Okay, Christine thought as she rose to join the standing ovation. We’ve got that clear now.
Dimitri Bulakov spent most of the weekend drinking and smoking and watching television and yelling at his wife. The only times the television was not on were when Dimitri nodded off into a deep enough sleep that Irena could dare shut it off. Those infrequent periods of silence — Irena had long since trained herself to deafness with regard to Dimitri’s raspy snoring — were b
lessings. Irena hated the television, and she hated the hours of her husband’s life lost to the insipid garbage that Dimitri watched. Hours adding up to days, days adding up to months. It was such a waste, and it left her so lonely.
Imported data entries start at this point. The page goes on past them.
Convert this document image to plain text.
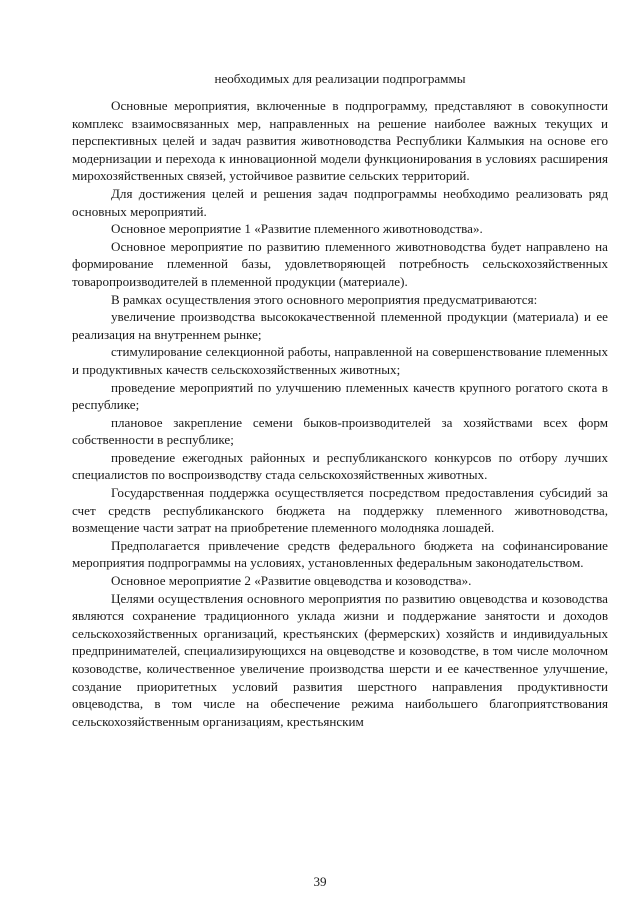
необходимых для реализации подпрограммы

Основные мероприятия, включенные в подпрограмму, представляют в совокупности комплекс взаимосвязанных мер, направленных на решение наиболее важных текущих и перспективных целей и задач развития животноводства Республики Калмыкия на основе его модернизации и перехода к инновационной модели функционирования в условиях расширения мирохозяйственных связей, устойчивое развитие сельских территорий.

Для достижения целей и решения задач подпрограммы необходимо реализовать ряд основных мероприятий.

Основное мероприятие 1 «Развитие племенного животноводства».

Основное мероприятие по развитию племенного животноводства будет направлено на формирование племенной базы, удовлетворяющей потребность сельскохозяйственных товаропроизводителей в племенной продукции (материале).

В рамках осуществления этого основного мероприятия предусматриваются:

увеличение производства высококачественной племенной продукции (материала) и ее реализация на внутреннем рынке;

стимулирование селекционной работы, направленной на совершенствование племенных и продуктивных качеств сельскохозяйственных животных;

проведение мероприятий по улучшению племенных качеств крупного рогатого скота в республике;

плановое закрепление семени быков-производителей за хозяйствами всех форм собственности в республике;

проведение ежегодных районных и республиканского конкурсов по отбору лучших специалистов по воспроизводству стада сельскохозяйственных животных.

Государственная поддержка осуществляется посредством предоставления субсидий за счет средств республиканского бюджета на поддержку племенного животноводства, возмещение части затрат на приобретение племенного молодняка лошадей.

Предполагается привлечение средств федерального бюджета на софинансирование мероприятия подпрограммы на условиях, установленных федеральным законодательством.

Основное мероприятие 2 «Развитие овцеводства и козоводства».

Целями осуществления основного мероприятия по развитию овцеводства и козоводства являются сохранение традиционного уклада жизни и поддержание занятости и доходов сельскохозяйственных организаций, крестьянских (фермерских) хозяйств и индивидуальных предпринимателей, специализирующихся на овцеводстве и козоводстве, в том числе молочном козоводстве, количественное увеличение производства шерсти и ее качественное улучшение, создание приоритетных условий развития шерстного направления продуктивности овцеводства, в том числе на обеспечение режима наибольшего благоприятствования сельскохозяйственным организациям, крестьянским

39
Dimitri was too nervous about being recognized by one of Aleksey Titov’s goons to dare venture outside the room. Dimitri’s brother had called him on his cell phone on Friday in a state of despair, telling Dimitri what Titov and his soulless employee had done to him. Dimitri had barely been able to recognize his own brother’s voice.
“Dimitri. Whatever this is, you must stop. Our business is destroyed, Dimitri. I… I have been mutilated. Why is this, Dimitri? Whatever you are doing, you must stop. Aleksey will kill you, Dimitri. You and Irena both. This is a fact.”
Dimitri had instructed his brother to leave Brighton Beach immediately. “Go away, Leonard. In a week, I promise, I will make Titov happy and I will make you happy. You must trust me. I will make everything good.”
He also told his brother not to bother calling him again.
“This is for your safety, Leonard. I will call Titov and tell him myself. You will have no more contact with me. He has no reason to hurt you again. I will not be using this phone again. You see? His threats to you will be no use. It is now me who is calling all of the shots, Leonard. Trust me.”
Dimitri had given Irena money to go out and purchase a disposable cell phone. Irena almost called Leonard while she was on the errand, but she had gotten scared that if she did so, she might inadvertently cause more trouble for her brother-in-law.
With her new blond hair and large sunglasses, Irena was the one who could move safely around the streets of Coney Island, though Dimitri insisted that she spend as little time as necessary away from the room. Mainly she fetched cigarettes and beer and food, mostly fried chicken and potatoes.